Lors de la réunion du gouvernement de la Fédération de Russie en début de la semaine dernière, Olga Golodetz, Vice-premier ministre de la politique sociale a annoncé que l’EGE-2014 a révélé « de très graves difficultés à passer l’examen de langue russe ».  

« Il y a des régions où une proportion importante (d’élèves) n’a pu obtenir le nombre minimum de points », a annoncé Golodetz.

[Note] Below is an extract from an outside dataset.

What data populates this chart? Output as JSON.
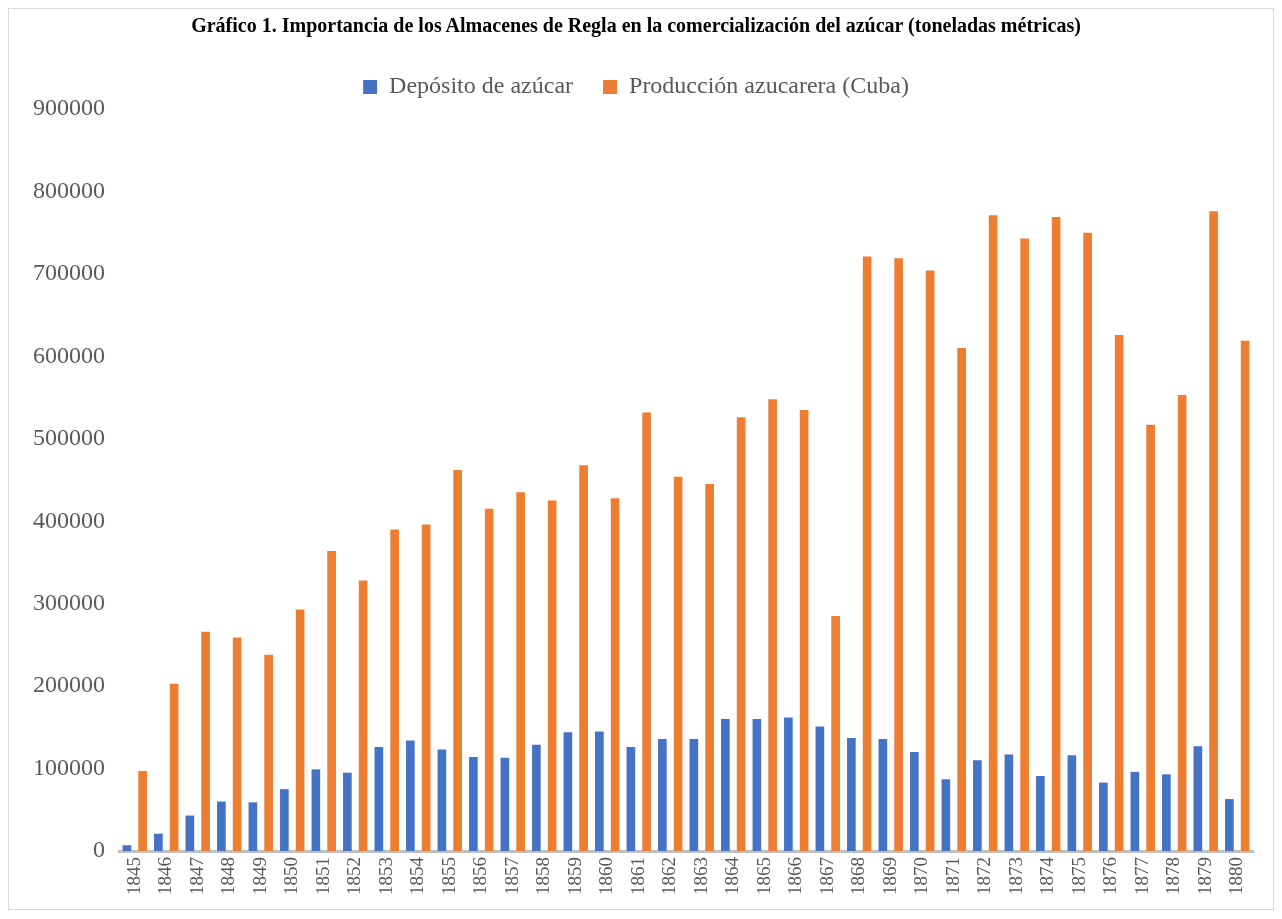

Elle a, par ailleurs, précisé que la proportion de ces élèves « est tellement importante que, suite à des consultations d’urgence, nous avons abaissé le seuil de l’EGE permettant d’obtenir un diplôme ».

Les précautions prises cette année ont permis d’éviter les fuites et la triche à grande échelle, aussi, pour la première fois, l’examen était « parfaitement honnête », explique Golodetz.

« Nous estimons que ces résultats objectifs de l’EGE sont un très bon point de départ… Toute l’éducation nationale a désormais la possibilité d’étudier les résultats de la formation et de prendre une série de mesures suite à ces résultats de l’EGE », a déclaré la Vice-premier ministre.

Elle explique que les informations sont déjà réunies dans les régions et un groupe spécial du gouvernement travaille désormais sur la préparation « d’un programme d’amélioration des compétences des enseignants et de modification du système d’éducation ».

Au cours de la réunion du Conseil des Relations Internationales mercredi dernier, le président Vladimir Poutine a souligné que « les résultats de l’EGE en russe présentent un tableau bien triste ». « Tout cela mis bout à bout est une raison de reprendre les programmes d’enseignement de la langue russe et les exigences de qualité du travail des enseignants », - a déclaré le président.

Poutine a également ajouté que le Conseil pour la langue russe, récemment créé, pourrait aider à améliorer la politique nationale en matière d’enseignement de la littérature russe.